Cambodians may soon find it easier than ever to report official corruption, and not just to the authorities or their friends and neighbours, but to the whole world, thanks to the impending launch of a Khmer-language version of the graft-reporting smartphone app Bribespot.

Already popular in Thailand – with 194 reports, mostly since the launch of a Thai version last August – the tool allows users to pinpoint a spot on a map where they have been a victim of corruption, usually bribe-taking, and to post a short description. The app’s founder, Lithuanian-born developer Artas Bartas, said yesterday that the Khmer-language version of the app should be finished by next week.

Speaking at a Phnom Penh workshop introducing the tool yesterday, Transparency International Cambodia executive director Preap Kol said that the app gave people “another platform to solve social problems, particularly corruption”.

“Often times, people say, to fight corruption, you need political will … but in Cambodia, it’s difficult to imagine [politicians] having real political will,” he said. “If leaders don’t have political will, fine. We will find the people who have the will.”

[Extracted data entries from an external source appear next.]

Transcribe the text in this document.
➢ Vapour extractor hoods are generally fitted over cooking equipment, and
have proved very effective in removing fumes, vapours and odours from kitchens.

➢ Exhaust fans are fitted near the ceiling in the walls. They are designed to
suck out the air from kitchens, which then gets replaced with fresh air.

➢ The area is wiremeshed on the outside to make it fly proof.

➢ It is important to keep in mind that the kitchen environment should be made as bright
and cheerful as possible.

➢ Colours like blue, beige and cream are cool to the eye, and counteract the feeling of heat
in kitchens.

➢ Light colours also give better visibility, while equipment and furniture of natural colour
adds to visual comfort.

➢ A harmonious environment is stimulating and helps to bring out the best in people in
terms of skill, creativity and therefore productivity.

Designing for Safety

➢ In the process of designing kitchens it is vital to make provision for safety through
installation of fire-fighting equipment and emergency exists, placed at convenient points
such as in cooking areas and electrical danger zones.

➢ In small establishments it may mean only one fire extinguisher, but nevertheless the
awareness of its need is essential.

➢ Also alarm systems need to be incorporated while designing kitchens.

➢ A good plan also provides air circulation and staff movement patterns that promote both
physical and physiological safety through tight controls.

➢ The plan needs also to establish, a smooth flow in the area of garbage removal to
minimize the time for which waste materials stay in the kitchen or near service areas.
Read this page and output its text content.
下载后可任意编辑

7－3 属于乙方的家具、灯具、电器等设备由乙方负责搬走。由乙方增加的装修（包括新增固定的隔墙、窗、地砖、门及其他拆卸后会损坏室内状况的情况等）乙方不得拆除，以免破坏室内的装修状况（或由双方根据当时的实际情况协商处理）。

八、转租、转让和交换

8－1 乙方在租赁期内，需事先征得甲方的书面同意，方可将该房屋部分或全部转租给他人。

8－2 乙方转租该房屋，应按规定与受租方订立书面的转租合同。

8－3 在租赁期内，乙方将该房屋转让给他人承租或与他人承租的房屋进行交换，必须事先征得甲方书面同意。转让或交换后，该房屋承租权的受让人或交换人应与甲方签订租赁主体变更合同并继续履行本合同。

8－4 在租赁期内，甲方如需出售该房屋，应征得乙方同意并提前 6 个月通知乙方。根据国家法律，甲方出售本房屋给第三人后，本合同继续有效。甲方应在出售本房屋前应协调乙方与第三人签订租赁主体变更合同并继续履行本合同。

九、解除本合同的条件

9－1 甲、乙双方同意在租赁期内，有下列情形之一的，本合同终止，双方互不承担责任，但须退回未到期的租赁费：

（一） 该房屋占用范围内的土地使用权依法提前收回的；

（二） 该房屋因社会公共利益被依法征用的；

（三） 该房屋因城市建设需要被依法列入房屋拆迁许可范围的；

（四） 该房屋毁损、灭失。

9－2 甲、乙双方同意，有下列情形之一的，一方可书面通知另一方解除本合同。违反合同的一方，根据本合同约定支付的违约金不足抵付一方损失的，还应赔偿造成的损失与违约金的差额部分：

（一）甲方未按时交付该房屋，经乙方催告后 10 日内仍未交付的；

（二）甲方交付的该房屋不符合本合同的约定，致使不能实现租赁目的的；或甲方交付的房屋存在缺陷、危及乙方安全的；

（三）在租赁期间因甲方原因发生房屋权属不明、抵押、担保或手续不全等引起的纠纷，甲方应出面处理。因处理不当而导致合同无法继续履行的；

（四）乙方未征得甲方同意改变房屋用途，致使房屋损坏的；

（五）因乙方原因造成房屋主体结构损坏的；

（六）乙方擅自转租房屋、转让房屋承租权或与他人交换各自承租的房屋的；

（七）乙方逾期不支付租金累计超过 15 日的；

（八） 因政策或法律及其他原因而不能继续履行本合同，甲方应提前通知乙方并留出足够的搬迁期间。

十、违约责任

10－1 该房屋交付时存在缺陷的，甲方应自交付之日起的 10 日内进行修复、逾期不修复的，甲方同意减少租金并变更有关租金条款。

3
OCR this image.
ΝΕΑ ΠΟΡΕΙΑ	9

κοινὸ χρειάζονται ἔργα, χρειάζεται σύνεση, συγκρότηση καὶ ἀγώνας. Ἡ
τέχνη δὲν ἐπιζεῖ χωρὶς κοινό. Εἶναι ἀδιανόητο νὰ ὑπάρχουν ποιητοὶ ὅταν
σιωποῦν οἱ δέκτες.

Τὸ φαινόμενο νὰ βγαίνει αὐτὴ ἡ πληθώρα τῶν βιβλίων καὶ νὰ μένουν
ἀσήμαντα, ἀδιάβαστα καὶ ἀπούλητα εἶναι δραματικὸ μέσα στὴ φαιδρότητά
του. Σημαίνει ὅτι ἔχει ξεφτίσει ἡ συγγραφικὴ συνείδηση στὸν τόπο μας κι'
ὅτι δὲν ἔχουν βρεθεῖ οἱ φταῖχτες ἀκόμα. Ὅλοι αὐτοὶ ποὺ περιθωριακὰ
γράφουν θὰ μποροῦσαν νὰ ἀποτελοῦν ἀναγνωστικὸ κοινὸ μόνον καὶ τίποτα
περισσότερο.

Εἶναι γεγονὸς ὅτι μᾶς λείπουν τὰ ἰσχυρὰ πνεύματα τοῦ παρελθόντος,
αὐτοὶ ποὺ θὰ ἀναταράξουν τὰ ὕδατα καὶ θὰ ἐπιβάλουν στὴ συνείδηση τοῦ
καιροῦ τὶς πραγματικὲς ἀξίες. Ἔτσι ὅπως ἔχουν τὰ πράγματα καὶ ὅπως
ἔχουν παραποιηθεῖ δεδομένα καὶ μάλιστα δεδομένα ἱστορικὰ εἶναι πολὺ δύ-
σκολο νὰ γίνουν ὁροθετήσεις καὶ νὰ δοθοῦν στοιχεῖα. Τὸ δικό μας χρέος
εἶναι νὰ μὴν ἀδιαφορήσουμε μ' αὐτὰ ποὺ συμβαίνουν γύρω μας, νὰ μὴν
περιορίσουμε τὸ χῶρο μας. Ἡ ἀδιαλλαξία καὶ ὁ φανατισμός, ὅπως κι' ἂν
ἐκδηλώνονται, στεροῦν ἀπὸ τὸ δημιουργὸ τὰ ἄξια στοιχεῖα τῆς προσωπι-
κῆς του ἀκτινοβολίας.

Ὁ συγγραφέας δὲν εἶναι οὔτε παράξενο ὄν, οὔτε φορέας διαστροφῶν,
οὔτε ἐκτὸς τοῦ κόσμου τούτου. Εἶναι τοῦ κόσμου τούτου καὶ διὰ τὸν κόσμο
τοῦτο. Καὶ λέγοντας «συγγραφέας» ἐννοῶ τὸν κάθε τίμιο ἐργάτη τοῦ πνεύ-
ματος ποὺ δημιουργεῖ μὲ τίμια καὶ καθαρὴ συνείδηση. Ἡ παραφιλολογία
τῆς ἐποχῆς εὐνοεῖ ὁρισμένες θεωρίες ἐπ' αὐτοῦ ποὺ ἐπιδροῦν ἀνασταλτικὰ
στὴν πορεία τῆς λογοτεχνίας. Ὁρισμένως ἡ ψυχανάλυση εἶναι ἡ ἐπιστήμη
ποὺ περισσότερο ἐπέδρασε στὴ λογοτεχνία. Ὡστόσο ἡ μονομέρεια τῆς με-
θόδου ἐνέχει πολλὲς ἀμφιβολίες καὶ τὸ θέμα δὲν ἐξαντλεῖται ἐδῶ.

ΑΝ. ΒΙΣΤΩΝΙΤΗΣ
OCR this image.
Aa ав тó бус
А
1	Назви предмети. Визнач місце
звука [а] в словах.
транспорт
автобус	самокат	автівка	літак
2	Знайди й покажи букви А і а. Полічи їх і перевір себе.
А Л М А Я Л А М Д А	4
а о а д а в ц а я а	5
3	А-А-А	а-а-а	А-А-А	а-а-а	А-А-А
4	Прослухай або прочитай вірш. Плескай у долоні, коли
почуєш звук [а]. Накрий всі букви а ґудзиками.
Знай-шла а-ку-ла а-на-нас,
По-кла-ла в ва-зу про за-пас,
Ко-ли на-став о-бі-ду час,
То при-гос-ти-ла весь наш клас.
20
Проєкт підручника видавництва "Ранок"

Bribespot has yet to reach a critical mass of posters; as of yesterday afternoon, there were about 320 reports displayed on the site worldwide. By comparison, a similar but older project called I Paid a Bribe has recorded more than 19,000 allegations in India alone.

Bartas, the app’s creator, acknowledged at yesterday’s event that “whatever success we’ve had has been grassroots”, but added that word of mouth and encouragement from local partners would help make the app part of the wider public discourse.

“There has been discussion in forums, expat communities, because foreign corruption is very frustrating … and some locals have embraced it too,” Bartas said. “But to get to the point where we influence policy makers, we need to work with local partners.”

Indeed, Cambodia has already seen some early adopters, with 19 reports detailing everything from a $2 informal payment for a visa photo to a $5,000 bribe reported for “illegal luxury wood trading”.